25/07/2011

Le Petit Bonzi

"Jacques Rougeron a douze ans. Un soir d'automne, au pied de son immeuble, il croit avoir enfin trouvé le moyen de guérir. Jacques Rougeron est bègue. Il voudrait parler aussi vite, aussi bien que Bonzi et tous les autres. Bonzi, c'est son ami, son frère, c'est lui, presque. Bonzi le soutient. Ils n'ont que quelques jours. C'est leur secret."

C'est le premier roman de Sorj Chalandon, sorti en 2005, bien avant "Une Promesse" que j'ai dégusté il y a quelque temps. Infiniment personnel et poétique, possiblement autobiographique, le récit trace l’histoire de Jacques Rougeron, un enfant des années 1960, un enfant comme les autres, ou presque : un petit garçon bègue, qui cherche en permanence des recettes pour pouvoir vivre son enfance.

Des cahiers de mots aux secrets gravés sous son lit, des rituels aux rêves éveillés, jusqu'à Bonzi, son ami de cœur, son alter ego, qui l'aide à surmonter les peurs, les moqueries, les coups, les lendemains orageux. Avec Bonzi, Jacques ne bégaie jamais. Bonzi est son pilier, son guide, sa force. Auprès d'eux nous vivons la vie avec les camarades de classe, les mensonges, les ragots, les échanges, la solidarité mais aussi la méchanceté dont chacun est capable face à la différence, les jeudis de liberté, le maître au visage sévère mais à l’âme douce et généreuse.
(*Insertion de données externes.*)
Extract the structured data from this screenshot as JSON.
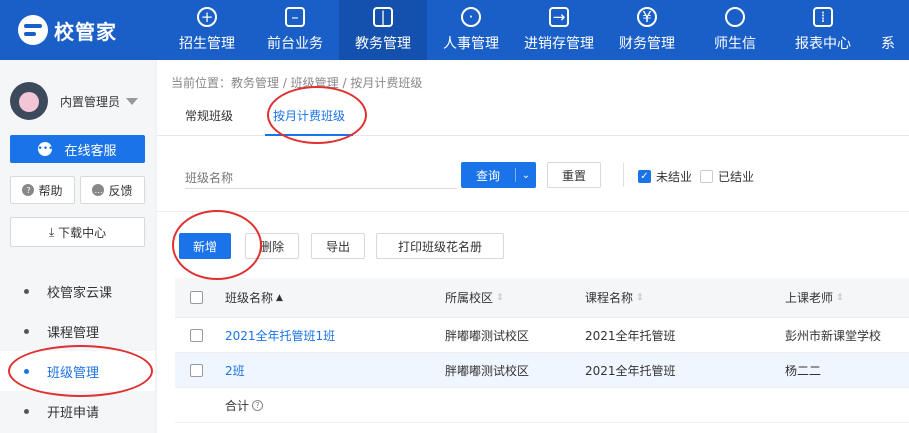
{
  "app": {
    "logo_text": "校管家"
  },
  "nav": {
    "items": [
      {
        "label": "招生管理",
        "icon": "user-plus-icon",
        "glyph": "+"
      },
      {
        "label": "前台业务",
        "icon": "monitor-icon",
        "glyph": "▭"
      },
      {
        "label": "教务管理",
        "icon": "book-icon",
        "glyph": "▯"
      },
      {
        "label": "人事管理",
        "icon": "person-icon",
        "glyph": "◯"
      },
      {
        "label": "进销存管理",
        "icon": "inventory-icon",
        "glyph": "➜"
      },
      {
        "label": "财务管理",
        "icon": "yen-shield-icon",
        "glyph": "¥"
      },
      {
        "label": "师生信",
        "icon": "chat-bubble-icon",
        "glyph": "◌"
      },
      {
        "label": "报表中心",
        "icon": "chart-icon",
        "glyph": "▥"
      },
      {
        "label": "系",
        "icon": "settings-icon",
        "glyph": ""
      }
    ],
    "active_index": 2
  },
  "sidebar": {
    "user_name": "内置管理员",
    "service_label": "在线客服",
    "help_label": "帮助",
    "feedback_label": "反馈",
    "download_label": "下载中心",
    "menu": [
      {
        "label": "校管家云课"
      },
      {
        "label": "课程管理"
      },
      {
        "label": "班级管理"
      },
      {
        "label": "开班申请"
      }
    ],
    "active_menu_index": 2
  },
  "main": {
    "breadcrumb": "当前位置：教务管理 / 班级管理 / 按月计费班级",
    "tabs": [
      {
        "label": "常规班级"
      },
      {
        "label": "按月计费班级"
      }
    ],
    "active_tab_index": 1,
    "filter": {
      "placeholder": "班级名称",
      "query_label": "查询",
      "reset_label": "重置",
      "chk_unfinished": "未结业",
      "chk_unfinished_checked": true,
      "chk_finished": "已结业",
      "chk_finished_checked": false
    },
    "actions": {
      "add": "新增",
      "delete": "删除",
      "export": "导出",
      "print": "打印班级花名册"
    },
    "table": {
      "columns": [
        "班级名称",
        "所属校区",
        "课程名称",
        "上课老师"
      ],
      "rows": [
        {
          "class_name": "2021全年托管班1班",
          "campus": "胖嘟嘟测试校区",
          "course": "2021全年托管班",
          "teacher": "彭州市新课堂学校"
        },
        {
          "class_name": "2班",
          "campus": "胖嘟嘟测试校区",
          "course": "2021全年托管班",
          "teacher": "杨二二"
        }
      ],
      "total_label": "合计"
    }
  },
  "colors": {
    "nav_bg": "#1a5fc7",
    "accent": "#1a73e8",
    "annotation": "#e03030"
  }
}
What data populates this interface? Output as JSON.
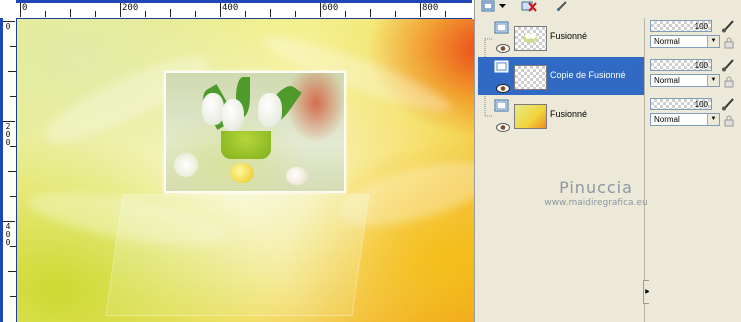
{
  "ruler": {
    "top_labels": [
      "0",
      "200",
      "400",
      "600",
      "800"
    ],
    "left_labels": [
      "0",
      "200",
      "400"
    ]
  },
  "layers": [
    {
      "name": "Fusionné",
      "selected": false,
      "thumb": "tulip-small",
      "opacity": "100",
      "blend": "Normal"
    },
    {
      "name": "Copie de Fusionné",
      "selected": true,
      "thumb": "transparent",
      "opacity": "100",
      "blend": "Normal"
    },
    {
      "name": "Fusionné",
      "selected": false,
      "thumb": "yellow-background",
      "opacity": "100",
      "blend": "Normal"
    }
  ],
  "watermark": {
    "name": "Pinuccia",
    "url": "www.maidiregrafica.eu"
  },
  "colors": {
    "selection": "#316ac5",
    "panel_bg": "#ece9d8",
    "ruler_bar": "#1f47b8",
    "watermark": "#8c97a3"
  },
  "icons": {
    "toolbar": [
      "new-layer-icon",
      "dropdown-arrow-icon",
      "delete-layer-icon",
      "edit-icon"
    ],
    "row": [
      "layer-type-icon",
      "eye-icon"
    ],
    "props": [
      "brush-icon",
      "lock-icon"
    ]
  }
}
L’écriture était encore en recherche, certes, mais elle donne à ce roman d'enfance des mots justes et purs. Un récit très touchant, dans sa mélancolie naïve, dont certains passages m'ont mis les larmes aux yeux.
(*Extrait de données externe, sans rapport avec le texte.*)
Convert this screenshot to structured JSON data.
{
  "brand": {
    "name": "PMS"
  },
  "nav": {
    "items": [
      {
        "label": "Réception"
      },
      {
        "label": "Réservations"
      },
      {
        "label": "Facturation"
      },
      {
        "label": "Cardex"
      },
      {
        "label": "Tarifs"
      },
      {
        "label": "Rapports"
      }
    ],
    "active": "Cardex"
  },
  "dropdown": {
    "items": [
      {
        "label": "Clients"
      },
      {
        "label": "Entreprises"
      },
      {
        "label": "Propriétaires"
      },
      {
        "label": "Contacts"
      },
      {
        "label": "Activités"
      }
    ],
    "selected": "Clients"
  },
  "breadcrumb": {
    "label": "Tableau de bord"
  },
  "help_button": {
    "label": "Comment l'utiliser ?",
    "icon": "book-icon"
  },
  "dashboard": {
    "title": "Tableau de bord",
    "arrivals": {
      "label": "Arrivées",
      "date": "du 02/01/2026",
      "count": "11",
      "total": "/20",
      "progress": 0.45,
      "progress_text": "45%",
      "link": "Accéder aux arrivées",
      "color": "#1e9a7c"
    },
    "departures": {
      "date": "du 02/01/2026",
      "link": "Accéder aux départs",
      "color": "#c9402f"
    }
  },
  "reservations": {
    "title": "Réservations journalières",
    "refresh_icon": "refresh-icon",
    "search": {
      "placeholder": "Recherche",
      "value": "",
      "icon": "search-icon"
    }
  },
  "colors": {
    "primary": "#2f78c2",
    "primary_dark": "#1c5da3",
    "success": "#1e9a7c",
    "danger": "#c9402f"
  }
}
"D'un coup, un matin, comme ça, il n'a plus craint les consonnes, ni les voyelles, ni les syllabes, ni rien. Ses mots étaient en fête, en propre, en habits du dimanche, élégants, soyeux, fiers, ils flânaient dans des phrases si vastes qu'ils y marchaient de front. La tempête était apaisée. Elle avait quitté son souffle. Chaque mot attendait de dire. Il patientait en gorge comme on rêve au salon. Presque, il a failli jeter son dictionnaire des synonymes. Le détruire, le brûler, le saccager, l'envoler page à page comme des feuilles mortes. En faire des avions, des aérodynes, des aéronefs, des aéroplanes, des fusées, des missiles, des boulettes, des boules, des balles, des billes, des bulles, des globes, des sphères. Faire taire ces mots pour rien, ces mots appris par coeur, tous ces mots de rechange quand un mot bègue en lèvres."